When a host isn’t considerate of his/her guest, the guest may start to look elsewhere.
I started using Godaddy for my website back in 2014. They were the perfect one-stop shop for my domain, DNS registration, hosting…everything I could ever hope to need to keep my website up and running. In fact, this is my first-ever GoDaddy bill for our site (in UAE dirhams, because I was living in Dubai at the time):
My total cost was $69.48 USD — this covered my domain name, hosting, and private registration for a year.
When I renewed the economy plan, it went up to $8.99 a month, or $107.88 a year.
Fast forward a few years later, to the end of 2019: my website was extremely slow to load, and although part of this was due to the theme we were using at the time, another part of it was due to GoDaddy. See below an email from a contractor I hired to help with the website:
I called GoDaddy and they updated the php version. The website still was slow to load. They told me that I should upgrade my hosting. So I did:
Unfortunately, that still didn’t help much. In response, they offered to have a tech support person “look into the issue” for around $180 an hour. This was the first time I seriously started to doubt GoDaddy and look around at other options.

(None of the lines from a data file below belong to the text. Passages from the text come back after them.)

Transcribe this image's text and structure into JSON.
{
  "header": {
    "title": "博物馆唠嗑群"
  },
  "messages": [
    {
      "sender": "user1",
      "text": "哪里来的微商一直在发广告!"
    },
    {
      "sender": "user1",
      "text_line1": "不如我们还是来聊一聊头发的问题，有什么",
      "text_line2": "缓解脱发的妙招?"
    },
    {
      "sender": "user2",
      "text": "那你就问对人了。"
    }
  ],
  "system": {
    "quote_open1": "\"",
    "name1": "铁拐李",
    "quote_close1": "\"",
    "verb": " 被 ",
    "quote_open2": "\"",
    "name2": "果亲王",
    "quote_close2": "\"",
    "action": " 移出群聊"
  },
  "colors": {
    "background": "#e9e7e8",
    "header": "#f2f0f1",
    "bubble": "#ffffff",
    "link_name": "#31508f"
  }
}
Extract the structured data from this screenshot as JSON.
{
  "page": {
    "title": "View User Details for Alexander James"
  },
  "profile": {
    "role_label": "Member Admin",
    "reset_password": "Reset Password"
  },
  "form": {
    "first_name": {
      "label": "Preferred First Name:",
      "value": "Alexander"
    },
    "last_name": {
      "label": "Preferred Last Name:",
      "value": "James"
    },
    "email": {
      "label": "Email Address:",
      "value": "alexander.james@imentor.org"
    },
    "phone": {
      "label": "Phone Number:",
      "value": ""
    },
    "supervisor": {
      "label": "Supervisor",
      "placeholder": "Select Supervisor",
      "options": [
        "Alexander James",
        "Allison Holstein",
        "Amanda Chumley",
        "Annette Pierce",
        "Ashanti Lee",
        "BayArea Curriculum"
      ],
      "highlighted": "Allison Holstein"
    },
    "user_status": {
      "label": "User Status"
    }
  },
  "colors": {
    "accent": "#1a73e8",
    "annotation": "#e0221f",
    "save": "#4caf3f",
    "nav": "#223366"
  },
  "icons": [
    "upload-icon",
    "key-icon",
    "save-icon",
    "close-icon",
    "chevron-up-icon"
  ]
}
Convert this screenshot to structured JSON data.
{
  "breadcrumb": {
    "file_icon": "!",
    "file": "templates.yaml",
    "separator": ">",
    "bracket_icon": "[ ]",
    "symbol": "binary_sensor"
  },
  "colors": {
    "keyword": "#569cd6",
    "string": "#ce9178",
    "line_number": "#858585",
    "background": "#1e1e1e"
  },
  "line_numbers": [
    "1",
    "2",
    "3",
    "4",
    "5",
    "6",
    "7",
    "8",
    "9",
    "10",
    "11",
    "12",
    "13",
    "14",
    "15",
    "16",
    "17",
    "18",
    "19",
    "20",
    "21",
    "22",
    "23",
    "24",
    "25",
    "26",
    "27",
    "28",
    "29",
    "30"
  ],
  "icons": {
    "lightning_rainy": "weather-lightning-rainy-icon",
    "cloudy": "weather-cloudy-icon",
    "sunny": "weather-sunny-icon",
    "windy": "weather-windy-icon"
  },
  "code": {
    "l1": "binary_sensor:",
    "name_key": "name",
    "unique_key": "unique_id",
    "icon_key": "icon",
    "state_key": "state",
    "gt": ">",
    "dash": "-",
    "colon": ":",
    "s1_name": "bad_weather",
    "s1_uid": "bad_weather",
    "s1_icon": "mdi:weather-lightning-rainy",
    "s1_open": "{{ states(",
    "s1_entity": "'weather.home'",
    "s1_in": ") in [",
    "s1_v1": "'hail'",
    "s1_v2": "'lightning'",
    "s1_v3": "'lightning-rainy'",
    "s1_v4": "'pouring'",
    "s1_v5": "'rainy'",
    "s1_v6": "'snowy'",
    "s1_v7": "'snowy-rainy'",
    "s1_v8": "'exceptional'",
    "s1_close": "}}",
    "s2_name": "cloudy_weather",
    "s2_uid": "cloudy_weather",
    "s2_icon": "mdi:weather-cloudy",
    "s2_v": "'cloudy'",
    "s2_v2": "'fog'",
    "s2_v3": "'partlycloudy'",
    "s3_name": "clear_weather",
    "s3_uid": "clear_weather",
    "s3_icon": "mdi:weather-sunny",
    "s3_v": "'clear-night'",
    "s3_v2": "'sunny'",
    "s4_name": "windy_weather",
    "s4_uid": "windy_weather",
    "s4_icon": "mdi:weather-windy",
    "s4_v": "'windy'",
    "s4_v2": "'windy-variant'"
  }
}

My contractor and I re-designed the website with a simpler theme and things got better. When it came time to renew my hosting plan 10 months later, I had already done some research on Dreamhost and Bluehost. Dreamhost was offering $2.59 a month (I believe it’s $2.49 at the time of writing). They also seemed to have pretty good reviews. Before I made the switch, I decided to call GoDaddy and see what they could do. The customer service/sales rep told me my options for renewal, and tried to upsell me on another plan with other features that I don’t need, like an EV SSL (those are dead — great article by Troy Hunt btw). I told her that Dreamhost has much cheaper hosting, around $3 a month. Her response? “I don’t know about what other services are offering.”
As much as I hate doing website stuff, the huge price difference made it worth it, and in the course of a week or so I migrated my site over to Dreamhost. It was actually incredibly simple, and I did notice that my website seemed much faster after the switch. Oh, and they gave me an SSL for free! Take that, GoDaddy.
Strangely, I felt that GoDaddy loved not giving any information about how websites work…it’s like “buy this and that and it’ll all be fixed…otherwise you are doomed” — I guess if you are so anti-tech that it’s worth it for you, GoDaddy is the one. I also felt that their customer service agents–instead of explaining concepts to you–will try to get you to buy more products to solve the problem, even when those products won’t necessarily solve anything.
I was quite turned off toward GoDaddy after these experiences and felt silly for having used them so long for my website needs. I love Dreamhost so far — in fact, I recently contacted their online support team with a question. A rep named Sergio got back to me within minutes–on a holiday, no less(!).
So for anyone out there still using GoDaddy, know that there are better, cheaper hosts out there.
Here is a link for $50 off shared hosting with Dreamhost: Shared Hosting $50 Off
Takeaways for GoDaddy (Robinhood Snacks-Style):
The rules for being a good host are simple:
#1. Don’t try to sell the guest on things they don’t need, like “well it *might* solve the problem…”
#2. Do not take advantage of a guest’s ignorance.